Paru en 1995 en Allemagne, traduit en 1998 en France par les éditions L’Atalante, Des milliards de tapis de cheveux fait figure de classique de la science-fiction. Tout a probablement été dit sur ce texte très émouvant et métaphorique, mais sans doute largement méconnu en dehors du cercle des amateurs de genre.
Tout commence à la façon d’un récit médieval nous introduisant dans la vie d’une cité dont l’activité tourne autour des tisseurs, ces hommes à la vie étrangement conditionnée par leur activité : un seul fils par famille, un seul ouvrage par vie, mais plusieurs femmes si besoin, de préférence dotées de cheveux somptueux pour réaliser le plus beau des tapis.
Le temps de comprendre ce cadre et ses implications, le lecteur est propulsé dans l’espace pour découvrir l’Empire et l’incroyale destinée des tapis patiemment confectionnés par les nombreuses planètes de plusieurs galaxies.
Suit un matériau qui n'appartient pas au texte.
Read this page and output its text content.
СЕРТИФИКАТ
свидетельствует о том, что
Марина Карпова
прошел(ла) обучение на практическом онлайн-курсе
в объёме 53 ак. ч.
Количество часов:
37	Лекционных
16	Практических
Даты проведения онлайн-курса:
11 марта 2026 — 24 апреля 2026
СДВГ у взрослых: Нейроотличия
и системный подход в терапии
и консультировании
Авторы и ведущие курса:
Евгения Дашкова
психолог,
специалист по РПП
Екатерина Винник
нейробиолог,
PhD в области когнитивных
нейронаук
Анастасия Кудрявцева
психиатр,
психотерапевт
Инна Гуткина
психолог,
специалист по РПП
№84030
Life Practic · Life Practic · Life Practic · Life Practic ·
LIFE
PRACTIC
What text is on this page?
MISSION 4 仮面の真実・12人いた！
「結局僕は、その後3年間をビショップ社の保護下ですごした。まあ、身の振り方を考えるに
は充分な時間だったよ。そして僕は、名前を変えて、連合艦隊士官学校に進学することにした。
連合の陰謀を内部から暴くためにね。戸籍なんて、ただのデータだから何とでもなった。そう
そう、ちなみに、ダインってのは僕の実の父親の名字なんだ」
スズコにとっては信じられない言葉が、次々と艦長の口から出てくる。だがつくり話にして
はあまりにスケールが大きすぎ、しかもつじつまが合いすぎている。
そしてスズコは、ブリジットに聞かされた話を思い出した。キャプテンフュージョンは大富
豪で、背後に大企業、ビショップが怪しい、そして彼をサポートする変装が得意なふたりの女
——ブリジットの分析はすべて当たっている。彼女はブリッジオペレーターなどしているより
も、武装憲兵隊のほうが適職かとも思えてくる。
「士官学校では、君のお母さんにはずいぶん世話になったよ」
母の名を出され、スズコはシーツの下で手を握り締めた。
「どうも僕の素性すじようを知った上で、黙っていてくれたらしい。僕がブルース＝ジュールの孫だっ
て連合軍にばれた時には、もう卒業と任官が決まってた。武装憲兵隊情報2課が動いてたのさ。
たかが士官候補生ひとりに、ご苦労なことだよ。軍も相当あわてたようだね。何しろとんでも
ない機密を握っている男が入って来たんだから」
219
Qui dit Empire dit Empereur, rebelles et révolution. La politique occupe une place aussi importante que la foi dans ce roman dont la construction épate autant que son contenu. Les chapitres forment des petites nouvelles et suivent de nombreux personnages, éphémères ou récurrents. Le collecteur d’impôts, le maître flutiste, le pilote ou encore l’archiviste sont autant de voix permettant la compréhension d’un monde à des années lumières du nôtre, mais à bien y réfléchir, est-il si différent ?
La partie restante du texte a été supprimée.